A Jewish Hero at Virginia Tech
Amid the horror of the massacre at Virginia Tech, the story of a hero is being told. One brave professor blocked the door to his second-floor classroom, holding it closed until his students could flee out the window. In doing so, he gave his own life. [Update: President Bush mentioned Prof. Librescu in a news conference, as well as the fact that this Holocaust Survivor gave his life on Holocaust Remembrance Day. “We honor his memory,” said the President, “and take strength from his example.”]
Liviu Librescu was an Israeli, a survivor of the Holocaust. He was a Jew. And although he did not have an easy life, one that could have made him bitter, he instead devoted himself not only to teaching, but to others. The Jerusalem Post quotes his son Joe: “He saw himself as the ambassador of Israel to that part of the world, to an American university that had few Israelis but many representatives from the Arab world.”
A teenager during WWII, he survived fascist Romania and life in the shadow of the Gestapo. His father was deported to a forced labor camp during the war, while Librescu spend part of the war in relative safety in Russia, Joe Librescu said. “Afterward, he endured [communist dictator Nicolae] Ceaucescu’s Romania.”

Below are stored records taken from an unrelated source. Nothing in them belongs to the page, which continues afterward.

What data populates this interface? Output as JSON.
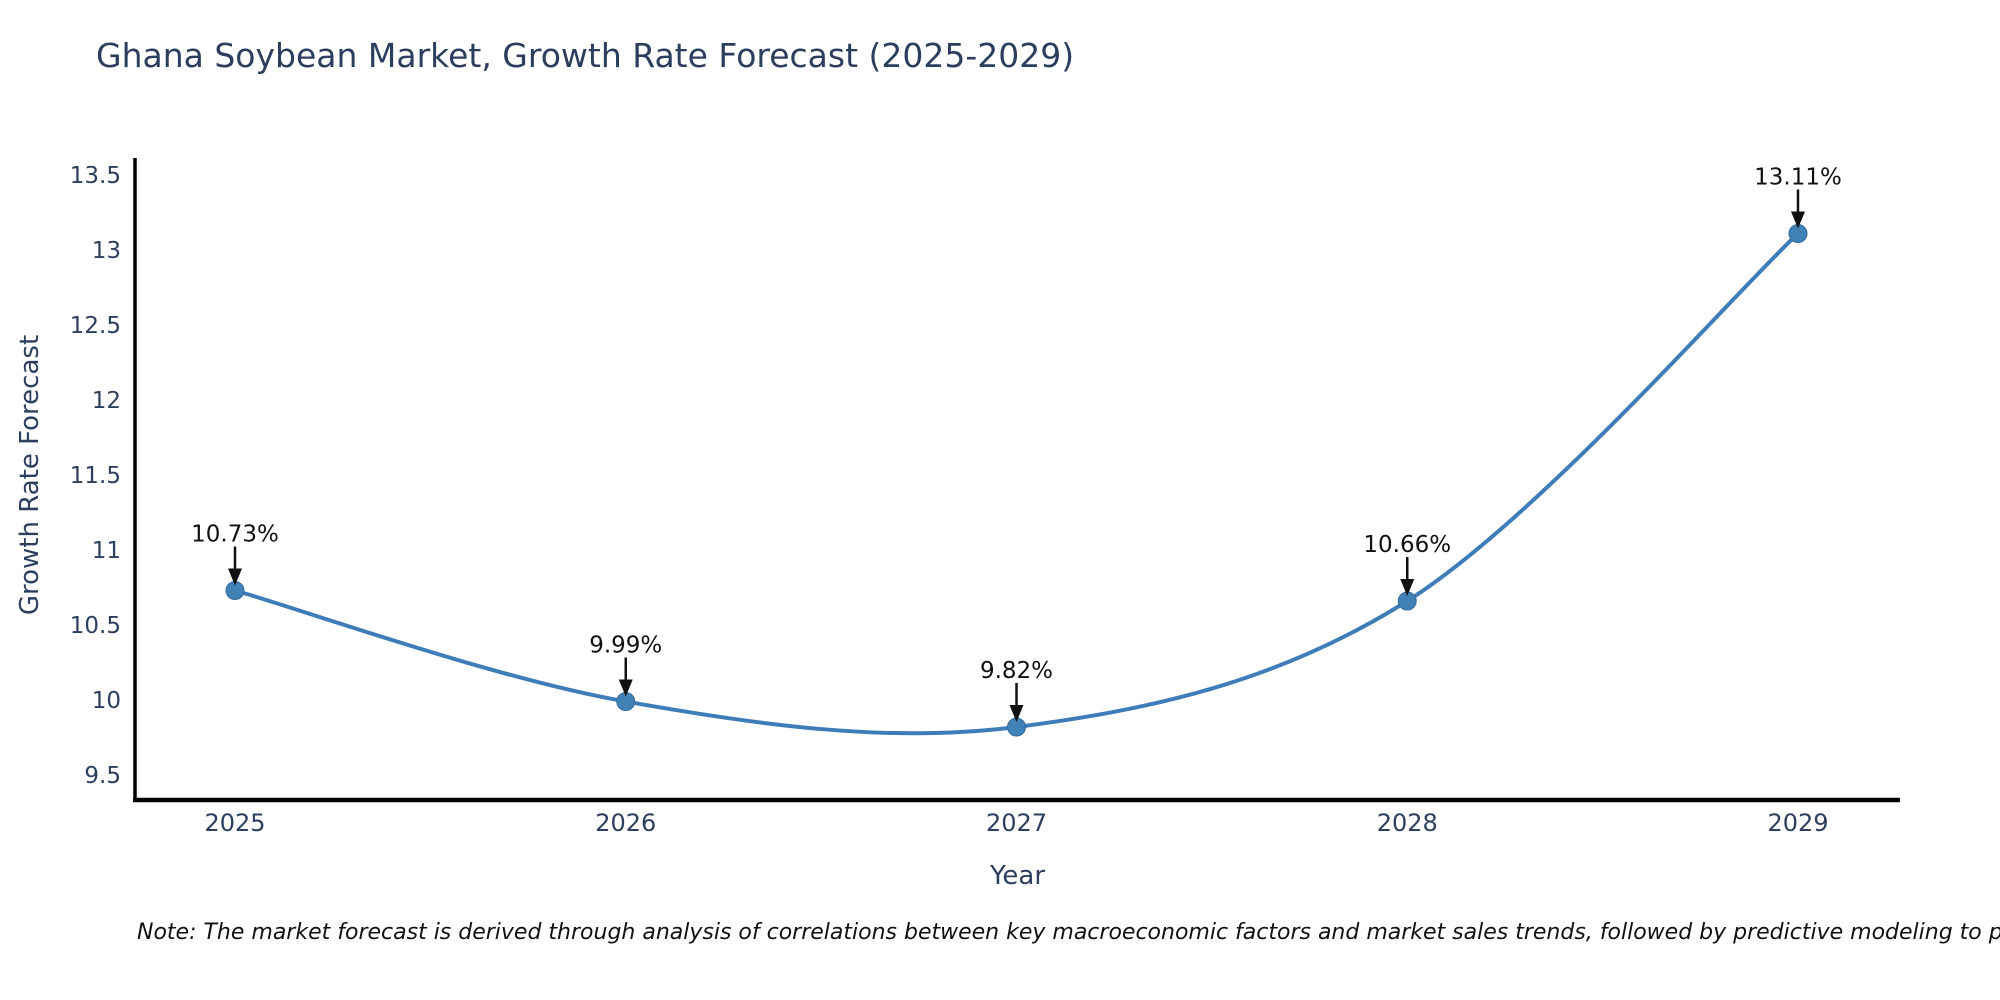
{
  "title": "Ghana Soybean Market, Growth Rate Forecast (2025-2029)",
  "note": "Note: The market forecast is derived through analysis of correlations between key macroeconomic factors and market sales trends, followed by predictive modeling to project future sal",
  "chart_data": {
    "type": "line",
    "line_shape": "spline",
    "title": "Ghana Soybean Market, Growth Rate Forecast (2025-2029)",
    "categories": [
      "2025",
      "2026",
      "2027",
      "2028",
      "2029"
    ],
    "x": [
      2025,
      2026,
      2027,
      2028,
      2029
    ],
    "series": [
      {
        "name": "Growth Rate Forecast",
        "values": [
          10.73,
          9.99,
          9.82,
          10.66,
          13.11
        ]
      }
    ],
    "point_labels": [
      "10.73%",
      "9.99%",
      "9.82%",
      "10.66%",
      "13.11%"
    ],
    "xlabel": "Year",
    "ylabel": "Growth Rate Forecast",
    "ylim": [
      9.33,
      13.6
    ],
    "ytick_labels": [
      "9.5",
      "10",
      "10.5",
      "11",
      "11.5",
      "12",
      "12.5",
      "13",
      "13.5"
    ],
    "grid": false,
    "legend": "none",
    "annotation_style": "black-arrow-down-to-point",
    "colors": {
      "line": "#3f7db8",
      "marker": "#4182b6",
      "marker_edge": "#31699e",
      "axis": "#000000",
      "tick_text": "#2d3f5e",
      "axis_title_text": "#2d3f5e",
      "title_text": "#2c3e5d",
      "annotation_text": "#111111",
      "background": "#ffffff"
    }
  }
}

As a scientist, his contacts with the outside world were blocked. When his desire to leave for Israel became known, he was forced to resign his position without knowing whether he would find other work. “Nevertheless, and at risk to his life, he continued to publish,” Librescu said. “So I wasn’t surprised at what he did when [facing] the shooter [Monday].”
Most professors who survived life in the former Soviet Union were not particularly religious — what they had was driven underground. In their photo montage of the casualties, CBS showed his university photo, and the JPost used that picture as well. But on their page entitled “Tales Of Heroism, Death And Survival,” the family-provided photo of Prof. Librescu shows him wearing a yarmulke. It is appropriate, because his death, widely publicized as a heroic act of martyrdom from an Israeli Holocaust survivor, was mekadesh shem shamayim [sanctified the Name of Heaven].